The biodistribution of 68Ga-exendin-4 in pigs previously scanned by PET/CT demonstrated high similarity to the ex vivo autoradiography results. Pancreas and duodenum exhibited high binding with both methodologies, while spleen demonstrated negligible signal. The remainder of small intestine as well as the large intestine exhibited diffuse binding, also in line with the ex vivo autoradiography results. The discrepancy in sensitivity for the techniques is mainly due to the differences in spatial resolution (PET≈a few mm and ex vivo autoradiography≈100 µm).
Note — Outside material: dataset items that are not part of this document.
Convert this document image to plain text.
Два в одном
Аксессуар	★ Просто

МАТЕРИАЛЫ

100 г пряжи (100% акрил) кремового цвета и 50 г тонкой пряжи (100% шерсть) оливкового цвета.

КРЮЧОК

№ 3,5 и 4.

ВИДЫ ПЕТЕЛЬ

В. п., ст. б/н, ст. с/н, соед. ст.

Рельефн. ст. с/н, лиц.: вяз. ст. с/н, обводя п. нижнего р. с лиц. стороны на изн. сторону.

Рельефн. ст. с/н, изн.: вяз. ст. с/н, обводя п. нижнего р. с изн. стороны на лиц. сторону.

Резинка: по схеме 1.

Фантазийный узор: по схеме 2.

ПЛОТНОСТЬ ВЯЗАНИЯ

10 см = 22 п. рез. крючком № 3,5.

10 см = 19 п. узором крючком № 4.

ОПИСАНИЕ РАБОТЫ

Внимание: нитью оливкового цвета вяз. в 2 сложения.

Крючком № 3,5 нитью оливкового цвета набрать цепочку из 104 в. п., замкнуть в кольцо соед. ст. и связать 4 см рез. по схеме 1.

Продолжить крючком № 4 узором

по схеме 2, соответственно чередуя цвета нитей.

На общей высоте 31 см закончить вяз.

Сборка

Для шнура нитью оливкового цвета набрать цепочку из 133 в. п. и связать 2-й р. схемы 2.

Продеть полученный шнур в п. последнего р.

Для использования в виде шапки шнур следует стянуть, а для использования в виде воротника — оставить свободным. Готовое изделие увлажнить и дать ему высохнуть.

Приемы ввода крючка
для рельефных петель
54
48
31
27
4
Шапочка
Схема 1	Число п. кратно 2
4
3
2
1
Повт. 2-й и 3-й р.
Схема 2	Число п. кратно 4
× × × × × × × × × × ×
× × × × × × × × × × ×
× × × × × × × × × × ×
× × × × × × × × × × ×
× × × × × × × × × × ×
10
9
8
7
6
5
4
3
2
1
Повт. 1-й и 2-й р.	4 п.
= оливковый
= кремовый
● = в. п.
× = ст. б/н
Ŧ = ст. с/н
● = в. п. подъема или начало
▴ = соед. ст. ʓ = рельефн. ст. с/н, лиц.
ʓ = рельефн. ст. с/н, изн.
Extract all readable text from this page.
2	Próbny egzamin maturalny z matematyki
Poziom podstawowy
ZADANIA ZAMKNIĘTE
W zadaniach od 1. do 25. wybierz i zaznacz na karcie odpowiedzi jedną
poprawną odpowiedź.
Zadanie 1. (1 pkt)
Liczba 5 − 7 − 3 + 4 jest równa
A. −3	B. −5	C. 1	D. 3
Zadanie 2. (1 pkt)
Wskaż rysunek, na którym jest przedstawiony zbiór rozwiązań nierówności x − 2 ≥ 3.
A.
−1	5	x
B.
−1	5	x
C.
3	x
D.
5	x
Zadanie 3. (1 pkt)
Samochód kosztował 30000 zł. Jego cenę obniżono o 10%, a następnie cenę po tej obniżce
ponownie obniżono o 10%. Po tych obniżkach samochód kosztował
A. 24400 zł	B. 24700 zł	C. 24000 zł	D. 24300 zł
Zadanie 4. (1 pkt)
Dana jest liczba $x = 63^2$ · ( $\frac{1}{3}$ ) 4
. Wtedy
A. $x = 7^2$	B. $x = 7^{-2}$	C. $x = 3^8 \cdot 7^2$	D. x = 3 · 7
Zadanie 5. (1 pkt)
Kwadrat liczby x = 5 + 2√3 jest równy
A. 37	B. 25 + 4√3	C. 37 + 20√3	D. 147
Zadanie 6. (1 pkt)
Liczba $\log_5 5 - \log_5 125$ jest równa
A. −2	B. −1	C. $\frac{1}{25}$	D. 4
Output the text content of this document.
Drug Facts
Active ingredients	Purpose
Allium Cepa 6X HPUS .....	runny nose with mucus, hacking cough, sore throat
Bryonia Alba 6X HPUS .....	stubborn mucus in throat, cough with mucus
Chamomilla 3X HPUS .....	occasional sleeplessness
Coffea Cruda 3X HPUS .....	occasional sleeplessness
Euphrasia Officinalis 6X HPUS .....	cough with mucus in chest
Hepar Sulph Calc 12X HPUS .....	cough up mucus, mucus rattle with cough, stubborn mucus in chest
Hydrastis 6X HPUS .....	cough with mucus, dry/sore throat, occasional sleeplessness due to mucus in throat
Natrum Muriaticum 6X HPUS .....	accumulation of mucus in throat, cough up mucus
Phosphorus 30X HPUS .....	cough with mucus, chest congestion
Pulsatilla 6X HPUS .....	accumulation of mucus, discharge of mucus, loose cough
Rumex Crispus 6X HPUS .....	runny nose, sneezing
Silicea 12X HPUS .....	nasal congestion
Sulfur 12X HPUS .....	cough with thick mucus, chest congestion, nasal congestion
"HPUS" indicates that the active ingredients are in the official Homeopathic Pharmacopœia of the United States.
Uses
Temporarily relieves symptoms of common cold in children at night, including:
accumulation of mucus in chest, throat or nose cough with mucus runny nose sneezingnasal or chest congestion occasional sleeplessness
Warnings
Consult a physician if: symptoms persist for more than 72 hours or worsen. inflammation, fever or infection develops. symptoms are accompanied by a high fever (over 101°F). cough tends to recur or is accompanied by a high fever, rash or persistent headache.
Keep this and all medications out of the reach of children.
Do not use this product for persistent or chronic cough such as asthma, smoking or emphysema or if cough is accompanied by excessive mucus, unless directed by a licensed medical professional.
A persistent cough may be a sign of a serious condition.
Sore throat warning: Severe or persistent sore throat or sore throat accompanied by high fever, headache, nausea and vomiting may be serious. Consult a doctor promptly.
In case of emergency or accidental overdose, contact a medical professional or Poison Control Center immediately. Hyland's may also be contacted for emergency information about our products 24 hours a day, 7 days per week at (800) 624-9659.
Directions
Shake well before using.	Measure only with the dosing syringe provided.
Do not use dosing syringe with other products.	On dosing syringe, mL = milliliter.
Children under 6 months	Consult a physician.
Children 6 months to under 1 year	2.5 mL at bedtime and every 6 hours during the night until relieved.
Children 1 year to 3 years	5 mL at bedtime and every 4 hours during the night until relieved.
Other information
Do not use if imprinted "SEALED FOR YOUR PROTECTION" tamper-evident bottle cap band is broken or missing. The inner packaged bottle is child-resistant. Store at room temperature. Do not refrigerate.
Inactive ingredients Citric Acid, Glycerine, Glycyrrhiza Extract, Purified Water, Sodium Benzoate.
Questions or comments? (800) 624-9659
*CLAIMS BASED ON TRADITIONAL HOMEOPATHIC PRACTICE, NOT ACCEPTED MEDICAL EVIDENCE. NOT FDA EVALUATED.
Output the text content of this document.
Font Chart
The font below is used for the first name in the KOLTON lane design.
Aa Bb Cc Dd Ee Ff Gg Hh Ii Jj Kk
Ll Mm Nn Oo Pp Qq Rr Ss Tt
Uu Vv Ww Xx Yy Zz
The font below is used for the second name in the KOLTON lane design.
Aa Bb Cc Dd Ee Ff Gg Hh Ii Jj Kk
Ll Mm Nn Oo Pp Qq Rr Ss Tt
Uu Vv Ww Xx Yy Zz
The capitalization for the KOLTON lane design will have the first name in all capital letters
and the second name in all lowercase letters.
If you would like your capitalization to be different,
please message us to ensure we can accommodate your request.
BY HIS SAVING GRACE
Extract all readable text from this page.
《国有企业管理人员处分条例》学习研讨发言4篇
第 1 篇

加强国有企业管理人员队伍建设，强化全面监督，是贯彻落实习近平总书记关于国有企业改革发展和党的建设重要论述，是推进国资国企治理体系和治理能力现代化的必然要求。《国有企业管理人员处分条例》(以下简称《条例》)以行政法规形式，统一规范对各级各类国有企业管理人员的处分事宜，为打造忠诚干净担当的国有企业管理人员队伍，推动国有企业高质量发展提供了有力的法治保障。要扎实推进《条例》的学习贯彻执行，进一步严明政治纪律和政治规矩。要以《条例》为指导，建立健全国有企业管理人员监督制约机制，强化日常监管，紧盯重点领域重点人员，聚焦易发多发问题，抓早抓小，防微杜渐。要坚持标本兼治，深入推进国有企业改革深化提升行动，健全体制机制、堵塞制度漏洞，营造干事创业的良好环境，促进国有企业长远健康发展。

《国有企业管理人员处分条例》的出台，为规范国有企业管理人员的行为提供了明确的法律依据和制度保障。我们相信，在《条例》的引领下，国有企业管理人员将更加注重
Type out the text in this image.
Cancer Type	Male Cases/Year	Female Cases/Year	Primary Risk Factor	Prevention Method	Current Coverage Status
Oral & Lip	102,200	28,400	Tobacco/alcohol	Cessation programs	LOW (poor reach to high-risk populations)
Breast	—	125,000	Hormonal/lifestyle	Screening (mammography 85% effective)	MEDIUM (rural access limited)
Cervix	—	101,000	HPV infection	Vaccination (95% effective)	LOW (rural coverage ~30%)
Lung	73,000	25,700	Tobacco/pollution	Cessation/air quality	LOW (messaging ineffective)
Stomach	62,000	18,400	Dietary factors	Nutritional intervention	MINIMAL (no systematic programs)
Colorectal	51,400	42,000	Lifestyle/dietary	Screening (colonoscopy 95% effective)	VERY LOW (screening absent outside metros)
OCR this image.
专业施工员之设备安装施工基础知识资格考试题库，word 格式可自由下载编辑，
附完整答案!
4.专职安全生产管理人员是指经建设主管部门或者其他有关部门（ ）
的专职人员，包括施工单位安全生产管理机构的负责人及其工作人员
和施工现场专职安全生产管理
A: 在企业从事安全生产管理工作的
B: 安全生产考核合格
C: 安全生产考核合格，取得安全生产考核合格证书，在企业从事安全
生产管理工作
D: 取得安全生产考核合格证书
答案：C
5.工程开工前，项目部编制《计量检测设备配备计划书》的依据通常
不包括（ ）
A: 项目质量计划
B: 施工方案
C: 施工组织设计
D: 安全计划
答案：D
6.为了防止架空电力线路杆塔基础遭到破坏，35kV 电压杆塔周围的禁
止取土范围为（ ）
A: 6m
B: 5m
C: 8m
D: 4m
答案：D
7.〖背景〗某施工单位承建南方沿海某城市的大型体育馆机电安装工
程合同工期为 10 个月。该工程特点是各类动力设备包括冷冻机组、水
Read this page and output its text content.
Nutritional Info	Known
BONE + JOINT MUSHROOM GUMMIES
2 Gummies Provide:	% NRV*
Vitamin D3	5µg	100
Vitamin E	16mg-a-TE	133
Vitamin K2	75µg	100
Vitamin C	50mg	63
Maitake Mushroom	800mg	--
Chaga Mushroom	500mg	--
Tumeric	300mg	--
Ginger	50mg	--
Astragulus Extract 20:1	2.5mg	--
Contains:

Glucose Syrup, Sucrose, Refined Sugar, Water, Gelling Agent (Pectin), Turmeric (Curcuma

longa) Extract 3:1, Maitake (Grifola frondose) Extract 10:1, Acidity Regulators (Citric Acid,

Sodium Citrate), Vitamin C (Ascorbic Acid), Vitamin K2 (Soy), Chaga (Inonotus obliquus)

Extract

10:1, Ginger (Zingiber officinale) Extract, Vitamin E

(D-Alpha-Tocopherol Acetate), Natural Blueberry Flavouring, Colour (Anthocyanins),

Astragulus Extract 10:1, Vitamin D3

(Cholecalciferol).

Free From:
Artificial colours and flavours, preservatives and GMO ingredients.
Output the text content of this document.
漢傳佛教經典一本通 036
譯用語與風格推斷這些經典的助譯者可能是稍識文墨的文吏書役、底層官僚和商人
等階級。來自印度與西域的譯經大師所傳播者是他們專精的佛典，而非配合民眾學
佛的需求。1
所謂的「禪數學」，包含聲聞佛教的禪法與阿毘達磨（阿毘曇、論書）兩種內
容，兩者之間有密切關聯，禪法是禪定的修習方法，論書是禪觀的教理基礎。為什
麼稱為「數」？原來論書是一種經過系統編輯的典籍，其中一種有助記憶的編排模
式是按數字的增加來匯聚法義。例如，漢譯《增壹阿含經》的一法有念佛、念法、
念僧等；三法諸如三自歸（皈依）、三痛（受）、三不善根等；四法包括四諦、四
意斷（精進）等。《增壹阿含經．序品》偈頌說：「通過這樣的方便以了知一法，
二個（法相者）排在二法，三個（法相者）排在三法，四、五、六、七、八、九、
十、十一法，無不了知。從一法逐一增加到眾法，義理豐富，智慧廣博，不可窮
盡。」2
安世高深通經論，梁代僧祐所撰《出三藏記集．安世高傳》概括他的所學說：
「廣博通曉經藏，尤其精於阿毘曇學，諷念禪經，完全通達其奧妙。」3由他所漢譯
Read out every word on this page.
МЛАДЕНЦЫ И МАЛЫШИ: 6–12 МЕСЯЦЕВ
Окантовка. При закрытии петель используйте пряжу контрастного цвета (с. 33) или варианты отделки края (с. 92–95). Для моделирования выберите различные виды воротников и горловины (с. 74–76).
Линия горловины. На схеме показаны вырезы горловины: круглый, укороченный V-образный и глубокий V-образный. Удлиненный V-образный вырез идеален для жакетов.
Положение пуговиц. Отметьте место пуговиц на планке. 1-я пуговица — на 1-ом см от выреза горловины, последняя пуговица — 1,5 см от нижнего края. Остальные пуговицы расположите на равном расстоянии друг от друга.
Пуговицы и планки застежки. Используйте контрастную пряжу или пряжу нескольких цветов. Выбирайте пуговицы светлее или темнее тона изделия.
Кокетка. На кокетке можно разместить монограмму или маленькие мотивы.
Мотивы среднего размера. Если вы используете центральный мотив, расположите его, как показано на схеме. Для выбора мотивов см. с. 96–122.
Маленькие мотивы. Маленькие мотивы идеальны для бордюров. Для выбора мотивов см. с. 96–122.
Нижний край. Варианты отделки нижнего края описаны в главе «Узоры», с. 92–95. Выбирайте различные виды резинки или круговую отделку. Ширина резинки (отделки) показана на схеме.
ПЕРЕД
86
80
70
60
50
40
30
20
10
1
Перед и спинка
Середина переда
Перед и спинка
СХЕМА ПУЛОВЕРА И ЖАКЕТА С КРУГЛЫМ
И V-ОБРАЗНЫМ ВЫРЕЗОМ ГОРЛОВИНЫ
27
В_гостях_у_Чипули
Thus, analogous studies investigating GLP-1R target distribution and occupancy can probably be performed in vivo using 68Ga-exendin-4, both in pigs and humans. In line with this, a recent 68Ga-exendin-4 PET study in humans demonstrated that a dual GLP-1/glucagon receptor agonist, given at doses which induced clinically relevant blood glucose-lowering effect in patients with type 2 DM, had an approximately 50% GLP-1R occupancy in pancreas.36 Interestingly, this dose also induced gastrointestinal side effects, highlighting the need for this kind of technology for understanding and fine-tuning the drug GLP-1R occupancy in different tissues for optimizing efficacy and reducing adverse events.
In conclusion, quantitative measures of GLP-1R distribution in porcine pancreas and gastrointestinal tract by ex vivo autoradiography revealed high density of GLP-1Rs in pancreas and duodenum, with areas in duodenum displaying the highest density. In pancreas, GLP-1Rs were equally distributed across the islets and the exocrine tissue. Low densities of GLP-1Rs were found in stomach, jejunum, ileum and colon. During OGTT, plasma concentrations of GLP-1 did not increase, and consequently only low and potentially clinically irrelevant GLP-1R occupancy by endogenous GLP-1 could be demonstrated in pancreas, duodenum and colon. This study demonstrates apparent differences in GLP-1 regulation and secretion between pigs and humans, which must be kept in mind when using pigs as animal model for diabetes. Since results from ex vivo autoradiography demonstrated high similarity to the biodistribution of 68Ga-exendin-4 in pigs previously scanned by PET, studies investigating GLP-1R target distribution and occupancy can be safely performed in vivo using 68Ga-exendin-4, both in pigs and humans.